Desigualdades raciais se mantém,
segundo relatório da UFRJ

A superioridade da renda mensal média de brancos em relação à de negros ou pardos diminuiu nos últimos anos, porém as desigualdades raciais ainda são profundas no Brasil e devem ser corrigidas com políticas públicas que aliem crescimento econômico com inclusão social da população negra. Essa é uma das conclusões do Relatório Anual das Desigualdades Raciais no Brasil (2007-2008) lançado, no dia 10, pela UFRJ.

O encontro contou com a presença do ministro da Secretaria Especial de Políticas de Promoção da Igualdade Racial, Edson Santos. O reitor da UFRJ Aloísio Teixeira e o vice-diretor do Instituto de Economia, Ary Vieira Barradas, também participaram do lançamento. Representantes de instituições de pesquisas, organizações não governamentais e movimentos sociais lotaram o local da apresentação. A atriz e cantora Zezé Motta também fez uma breve intervenção ao final do evento, entoando a música “Minha Missão”, de autoria de João Nogueira e Paulo César Pinheiro.

Do universo de pessoas analfabetas no país, 68% se situavam em 2007 nessa parcela da população. Apesar da redução das desigualdades, o coordenador do Laboratório de Análises Econômicas, Históricas, Sociais e Estatísticas das Relações Sociais (Laeser) – que elaborou o projeto –, Marcelo Paixão, informa que a defasagem escolar continua sendo maior entre crianças e jovens negros. “O negro hoje recebe metade do que um branco recebe, a taxa de analfabetismo entre os negros é mais do que o dobro da registrada entre os brancos e 60% do total de homicídios foram cometidos contra esse grupo em 2005”, afirma o professor.

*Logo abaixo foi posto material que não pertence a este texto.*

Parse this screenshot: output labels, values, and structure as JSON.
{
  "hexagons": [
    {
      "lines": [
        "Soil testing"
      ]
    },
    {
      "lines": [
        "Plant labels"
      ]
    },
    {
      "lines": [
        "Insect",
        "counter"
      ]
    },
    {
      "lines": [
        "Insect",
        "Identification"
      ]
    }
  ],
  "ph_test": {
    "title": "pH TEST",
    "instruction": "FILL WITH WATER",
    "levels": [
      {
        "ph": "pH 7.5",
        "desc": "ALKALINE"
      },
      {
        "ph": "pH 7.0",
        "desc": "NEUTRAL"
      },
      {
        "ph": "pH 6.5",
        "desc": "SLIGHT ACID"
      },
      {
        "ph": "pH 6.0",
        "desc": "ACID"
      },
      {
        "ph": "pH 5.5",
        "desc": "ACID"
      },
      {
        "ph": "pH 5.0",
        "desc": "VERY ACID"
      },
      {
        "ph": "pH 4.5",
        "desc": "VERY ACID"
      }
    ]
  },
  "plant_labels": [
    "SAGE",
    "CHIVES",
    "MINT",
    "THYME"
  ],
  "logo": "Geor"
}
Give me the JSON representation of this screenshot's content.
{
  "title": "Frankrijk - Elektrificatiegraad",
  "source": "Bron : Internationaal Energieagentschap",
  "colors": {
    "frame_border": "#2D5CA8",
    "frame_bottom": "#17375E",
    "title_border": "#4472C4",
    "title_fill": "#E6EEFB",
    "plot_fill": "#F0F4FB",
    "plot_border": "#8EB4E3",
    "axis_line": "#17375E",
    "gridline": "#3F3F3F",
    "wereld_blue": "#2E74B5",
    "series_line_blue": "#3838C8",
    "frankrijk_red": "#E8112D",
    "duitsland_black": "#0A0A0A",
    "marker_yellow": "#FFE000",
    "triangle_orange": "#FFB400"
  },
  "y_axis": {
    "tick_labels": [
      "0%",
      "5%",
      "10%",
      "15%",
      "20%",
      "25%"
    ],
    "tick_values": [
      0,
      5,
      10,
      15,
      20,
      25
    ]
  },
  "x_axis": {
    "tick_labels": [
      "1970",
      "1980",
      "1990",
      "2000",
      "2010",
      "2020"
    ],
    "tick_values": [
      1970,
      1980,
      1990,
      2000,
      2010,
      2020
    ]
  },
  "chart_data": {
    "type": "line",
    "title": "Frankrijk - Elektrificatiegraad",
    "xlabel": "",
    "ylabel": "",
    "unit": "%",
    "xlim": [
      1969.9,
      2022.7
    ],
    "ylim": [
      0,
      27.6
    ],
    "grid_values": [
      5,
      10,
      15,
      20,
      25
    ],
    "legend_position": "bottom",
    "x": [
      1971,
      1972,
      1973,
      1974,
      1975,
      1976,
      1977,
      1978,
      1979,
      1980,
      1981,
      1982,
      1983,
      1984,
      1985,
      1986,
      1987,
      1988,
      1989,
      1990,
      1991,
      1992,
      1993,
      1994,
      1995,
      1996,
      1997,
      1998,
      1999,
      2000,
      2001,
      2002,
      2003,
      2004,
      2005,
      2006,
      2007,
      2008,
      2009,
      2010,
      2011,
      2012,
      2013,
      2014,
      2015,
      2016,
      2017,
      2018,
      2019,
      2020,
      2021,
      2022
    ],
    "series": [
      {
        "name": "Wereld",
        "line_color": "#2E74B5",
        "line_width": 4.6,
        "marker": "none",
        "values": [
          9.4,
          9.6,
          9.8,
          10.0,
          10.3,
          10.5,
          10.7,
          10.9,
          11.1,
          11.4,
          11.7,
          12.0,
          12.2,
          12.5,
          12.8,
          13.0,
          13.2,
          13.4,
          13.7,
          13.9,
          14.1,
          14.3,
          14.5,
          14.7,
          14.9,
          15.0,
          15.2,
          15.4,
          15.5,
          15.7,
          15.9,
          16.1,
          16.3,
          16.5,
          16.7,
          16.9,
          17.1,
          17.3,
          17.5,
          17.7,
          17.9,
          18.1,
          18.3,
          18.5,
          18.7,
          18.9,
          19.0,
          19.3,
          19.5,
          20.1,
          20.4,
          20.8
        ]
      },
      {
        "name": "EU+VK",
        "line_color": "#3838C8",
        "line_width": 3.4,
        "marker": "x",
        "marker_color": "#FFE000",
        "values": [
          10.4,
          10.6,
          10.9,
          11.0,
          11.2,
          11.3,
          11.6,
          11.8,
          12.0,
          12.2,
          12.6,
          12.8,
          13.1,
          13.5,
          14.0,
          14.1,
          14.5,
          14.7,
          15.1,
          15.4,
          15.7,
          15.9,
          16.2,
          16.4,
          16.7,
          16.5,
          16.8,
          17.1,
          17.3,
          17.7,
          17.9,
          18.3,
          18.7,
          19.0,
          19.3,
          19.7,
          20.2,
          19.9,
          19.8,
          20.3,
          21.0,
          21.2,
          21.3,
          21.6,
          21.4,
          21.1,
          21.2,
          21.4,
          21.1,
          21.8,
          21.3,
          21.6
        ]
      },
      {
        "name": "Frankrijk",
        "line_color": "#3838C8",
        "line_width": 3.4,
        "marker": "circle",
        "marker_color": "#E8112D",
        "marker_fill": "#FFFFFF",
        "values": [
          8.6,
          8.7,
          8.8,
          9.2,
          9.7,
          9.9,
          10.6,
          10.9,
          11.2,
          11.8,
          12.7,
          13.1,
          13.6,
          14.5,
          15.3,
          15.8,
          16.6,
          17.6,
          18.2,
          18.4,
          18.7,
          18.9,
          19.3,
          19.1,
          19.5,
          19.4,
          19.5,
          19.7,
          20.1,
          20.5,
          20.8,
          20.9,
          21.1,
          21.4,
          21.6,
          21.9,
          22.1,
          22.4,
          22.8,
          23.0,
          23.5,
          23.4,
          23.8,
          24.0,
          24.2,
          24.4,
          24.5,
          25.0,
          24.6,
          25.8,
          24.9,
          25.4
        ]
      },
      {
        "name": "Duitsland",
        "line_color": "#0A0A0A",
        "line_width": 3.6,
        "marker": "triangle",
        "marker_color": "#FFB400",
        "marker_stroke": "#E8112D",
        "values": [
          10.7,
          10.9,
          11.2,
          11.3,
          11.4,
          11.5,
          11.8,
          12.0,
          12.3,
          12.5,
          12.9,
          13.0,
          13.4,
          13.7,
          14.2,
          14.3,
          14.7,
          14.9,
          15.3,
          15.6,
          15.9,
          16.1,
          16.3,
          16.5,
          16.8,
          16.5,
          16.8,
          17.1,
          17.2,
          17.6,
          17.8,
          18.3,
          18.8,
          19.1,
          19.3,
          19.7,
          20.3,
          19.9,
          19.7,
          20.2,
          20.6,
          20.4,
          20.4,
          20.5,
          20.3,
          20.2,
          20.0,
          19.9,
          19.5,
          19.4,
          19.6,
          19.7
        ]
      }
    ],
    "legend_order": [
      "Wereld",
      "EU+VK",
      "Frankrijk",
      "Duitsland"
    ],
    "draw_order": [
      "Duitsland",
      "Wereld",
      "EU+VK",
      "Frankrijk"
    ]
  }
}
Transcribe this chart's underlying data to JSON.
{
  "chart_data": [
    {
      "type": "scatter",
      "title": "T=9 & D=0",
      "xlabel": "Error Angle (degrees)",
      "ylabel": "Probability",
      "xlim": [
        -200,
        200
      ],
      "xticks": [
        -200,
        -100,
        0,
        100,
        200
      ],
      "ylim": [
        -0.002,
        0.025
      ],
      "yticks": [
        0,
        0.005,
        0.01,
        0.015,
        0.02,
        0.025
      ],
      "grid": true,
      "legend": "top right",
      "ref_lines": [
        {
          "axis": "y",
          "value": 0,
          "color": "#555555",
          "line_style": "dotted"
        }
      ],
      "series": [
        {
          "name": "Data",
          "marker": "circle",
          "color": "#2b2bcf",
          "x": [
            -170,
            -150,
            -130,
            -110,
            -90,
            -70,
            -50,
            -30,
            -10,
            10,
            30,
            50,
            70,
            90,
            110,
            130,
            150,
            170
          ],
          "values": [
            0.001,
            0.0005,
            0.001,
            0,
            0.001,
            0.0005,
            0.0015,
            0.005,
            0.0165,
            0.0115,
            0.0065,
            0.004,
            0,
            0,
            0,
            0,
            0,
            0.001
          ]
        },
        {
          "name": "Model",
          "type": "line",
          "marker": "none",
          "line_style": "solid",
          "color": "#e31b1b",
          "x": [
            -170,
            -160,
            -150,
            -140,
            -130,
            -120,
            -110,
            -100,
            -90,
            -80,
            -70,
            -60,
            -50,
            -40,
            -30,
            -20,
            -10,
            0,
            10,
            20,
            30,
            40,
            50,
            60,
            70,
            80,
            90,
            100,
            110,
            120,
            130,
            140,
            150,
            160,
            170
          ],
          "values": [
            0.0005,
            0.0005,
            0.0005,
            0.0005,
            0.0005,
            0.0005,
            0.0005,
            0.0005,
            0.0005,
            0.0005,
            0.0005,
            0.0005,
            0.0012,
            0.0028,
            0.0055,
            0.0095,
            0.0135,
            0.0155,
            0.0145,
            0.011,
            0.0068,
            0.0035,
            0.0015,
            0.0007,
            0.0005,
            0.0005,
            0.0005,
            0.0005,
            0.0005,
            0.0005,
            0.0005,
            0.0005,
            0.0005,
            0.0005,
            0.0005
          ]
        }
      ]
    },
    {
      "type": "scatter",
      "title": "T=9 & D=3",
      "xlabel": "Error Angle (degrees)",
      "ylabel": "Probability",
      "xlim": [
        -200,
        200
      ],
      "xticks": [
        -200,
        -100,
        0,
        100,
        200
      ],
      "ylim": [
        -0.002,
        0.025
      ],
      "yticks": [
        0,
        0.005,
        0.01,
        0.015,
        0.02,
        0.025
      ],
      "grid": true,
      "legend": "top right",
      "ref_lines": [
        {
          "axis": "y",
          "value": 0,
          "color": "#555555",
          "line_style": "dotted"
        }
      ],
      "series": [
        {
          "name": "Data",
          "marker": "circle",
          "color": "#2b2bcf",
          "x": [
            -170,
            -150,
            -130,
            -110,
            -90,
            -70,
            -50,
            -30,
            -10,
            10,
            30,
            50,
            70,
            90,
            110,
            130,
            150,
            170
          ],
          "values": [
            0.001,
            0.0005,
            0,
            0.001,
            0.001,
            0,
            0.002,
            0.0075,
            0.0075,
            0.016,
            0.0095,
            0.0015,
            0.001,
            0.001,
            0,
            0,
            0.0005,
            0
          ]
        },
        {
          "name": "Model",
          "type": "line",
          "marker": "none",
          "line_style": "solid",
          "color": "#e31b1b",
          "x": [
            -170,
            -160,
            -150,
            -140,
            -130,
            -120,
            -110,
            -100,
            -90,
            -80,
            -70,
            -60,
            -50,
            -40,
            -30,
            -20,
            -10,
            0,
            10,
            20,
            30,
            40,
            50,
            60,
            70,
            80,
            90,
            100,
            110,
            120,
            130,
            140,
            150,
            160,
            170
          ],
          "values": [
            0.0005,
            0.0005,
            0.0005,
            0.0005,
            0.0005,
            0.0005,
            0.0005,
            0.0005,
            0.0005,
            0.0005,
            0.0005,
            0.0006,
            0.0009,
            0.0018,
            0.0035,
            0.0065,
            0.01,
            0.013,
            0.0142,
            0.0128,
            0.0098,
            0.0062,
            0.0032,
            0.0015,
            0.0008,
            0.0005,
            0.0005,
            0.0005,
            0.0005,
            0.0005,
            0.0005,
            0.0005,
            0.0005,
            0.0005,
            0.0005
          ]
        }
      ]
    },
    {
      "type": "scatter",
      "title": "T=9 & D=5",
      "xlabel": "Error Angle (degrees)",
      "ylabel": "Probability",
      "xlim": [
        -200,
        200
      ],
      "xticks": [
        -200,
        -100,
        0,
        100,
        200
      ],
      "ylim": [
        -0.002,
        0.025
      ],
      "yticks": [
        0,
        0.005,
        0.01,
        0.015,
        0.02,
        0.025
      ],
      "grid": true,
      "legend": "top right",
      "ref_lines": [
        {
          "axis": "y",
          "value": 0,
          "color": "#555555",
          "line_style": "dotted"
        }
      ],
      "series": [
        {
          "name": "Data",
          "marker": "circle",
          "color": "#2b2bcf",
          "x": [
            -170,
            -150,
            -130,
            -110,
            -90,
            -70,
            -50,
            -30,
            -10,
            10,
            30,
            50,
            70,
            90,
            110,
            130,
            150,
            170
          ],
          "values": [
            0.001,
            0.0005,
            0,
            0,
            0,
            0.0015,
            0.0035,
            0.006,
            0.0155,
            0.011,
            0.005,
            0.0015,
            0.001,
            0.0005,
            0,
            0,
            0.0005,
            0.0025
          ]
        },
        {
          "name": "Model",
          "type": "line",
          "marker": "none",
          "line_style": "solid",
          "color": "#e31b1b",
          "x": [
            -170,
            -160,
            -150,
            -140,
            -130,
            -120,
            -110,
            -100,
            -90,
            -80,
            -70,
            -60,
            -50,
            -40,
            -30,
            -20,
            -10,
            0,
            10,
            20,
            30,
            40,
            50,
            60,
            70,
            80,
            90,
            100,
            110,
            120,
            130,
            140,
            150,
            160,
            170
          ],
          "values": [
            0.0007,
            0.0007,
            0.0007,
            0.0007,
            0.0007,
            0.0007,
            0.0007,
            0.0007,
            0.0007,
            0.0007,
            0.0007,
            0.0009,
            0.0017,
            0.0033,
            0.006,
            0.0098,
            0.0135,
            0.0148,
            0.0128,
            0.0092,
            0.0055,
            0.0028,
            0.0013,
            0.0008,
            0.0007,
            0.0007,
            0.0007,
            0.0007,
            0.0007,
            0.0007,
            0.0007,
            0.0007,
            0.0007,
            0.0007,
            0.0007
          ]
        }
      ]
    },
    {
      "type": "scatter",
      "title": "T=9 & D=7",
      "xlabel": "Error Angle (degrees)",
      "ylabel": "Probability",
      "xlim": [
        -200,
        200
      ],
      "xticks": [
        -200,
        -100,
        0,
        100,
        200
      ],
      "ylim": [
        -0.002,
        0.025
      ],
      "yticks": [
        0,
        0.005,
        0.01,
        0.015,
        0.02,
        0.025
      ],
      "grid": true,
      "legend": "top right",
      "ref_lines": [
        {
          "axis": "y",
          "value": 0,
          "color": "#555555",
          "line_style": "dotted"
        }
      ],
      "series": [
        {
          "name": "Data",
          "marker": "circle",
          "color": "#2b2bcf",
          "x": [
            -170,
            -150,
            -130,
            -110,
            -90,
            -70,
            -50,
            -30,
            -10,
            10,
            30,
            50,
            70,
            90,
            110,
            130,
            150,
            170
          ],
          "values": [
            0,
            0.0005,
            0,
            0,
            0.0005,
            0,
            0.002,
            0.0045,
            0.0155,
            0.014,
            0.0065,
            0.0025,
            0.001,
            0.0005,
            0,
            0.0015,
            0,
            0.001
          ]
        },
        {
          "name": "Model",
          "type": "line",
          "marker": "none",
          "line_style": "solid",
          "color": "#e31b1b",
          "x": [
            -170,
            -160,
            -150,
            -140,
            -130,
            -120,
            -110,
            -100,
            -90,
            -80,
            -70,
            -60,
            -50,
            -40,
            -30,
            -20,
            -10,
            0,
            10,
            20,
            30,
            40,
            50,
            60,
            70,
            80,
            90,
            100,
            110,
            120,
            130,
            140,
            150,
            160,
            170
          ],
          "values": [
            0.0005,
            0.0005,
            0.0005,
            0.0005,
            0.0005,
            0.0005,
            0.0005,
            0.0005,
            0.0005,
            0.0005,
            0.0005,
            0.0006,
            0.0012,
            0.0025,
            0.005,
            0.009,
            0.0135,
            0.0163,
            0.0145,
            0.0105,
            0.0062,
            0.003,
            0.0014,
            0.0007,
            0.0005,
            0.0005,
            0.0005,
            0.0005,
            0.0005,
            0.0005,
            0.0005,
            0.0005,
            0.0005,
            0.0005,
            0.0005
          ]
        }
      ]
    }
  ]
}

O relatório também revela uma sub-representação da população negra em cargos públicos e partidos políticos. No Congresso Nacional, de 513 deputados federais, apenas 10 são negros entre os homens e 33, pardos. A situação se agrava entre as mulheres: uma negra e duas que se declararam pardas.

Estatuto

O ministro da Igualdade Racial, Edson Santos, ressaltou a importância do relatório desenvolvido pelo Laeser como instrumento que poderá auxiliar o Estado na redução das desigualdades entre brancos e negros. Durante sua apresentação, ele abordou também a criação das delegacias especializadas em defesa dos direitos das pessoas negras, a política de cotas nas universidades e a elaboração do Estatuto da Igualdade Racial, que tramita no Congresso.

Sobre a política de cotas, afirmou que deverá se reunir com os reitores da UFRJ e de outras universidades para discutir o tema, pois não há uma lei que discipline a reserva de vagas para estudantes negros ou pardos nas instituições públicas de ensino superior. “Acredito que a diversidade social e étnica que a política de cotas traz representa um ganho para o jovem universitário e para a comunidade acadêmica”, afirmou o ministro. Ele também defendeu a criação do Estatuto de Igualdade Racial.

O relatório foi produzido a partir de dados de pesquisas oficiais realizadas por órgãos do Governo, como IBGE e ministérios da Saúde e Educação. No fim do ano que vem deverá ser lançada uma nova e atualizada versão.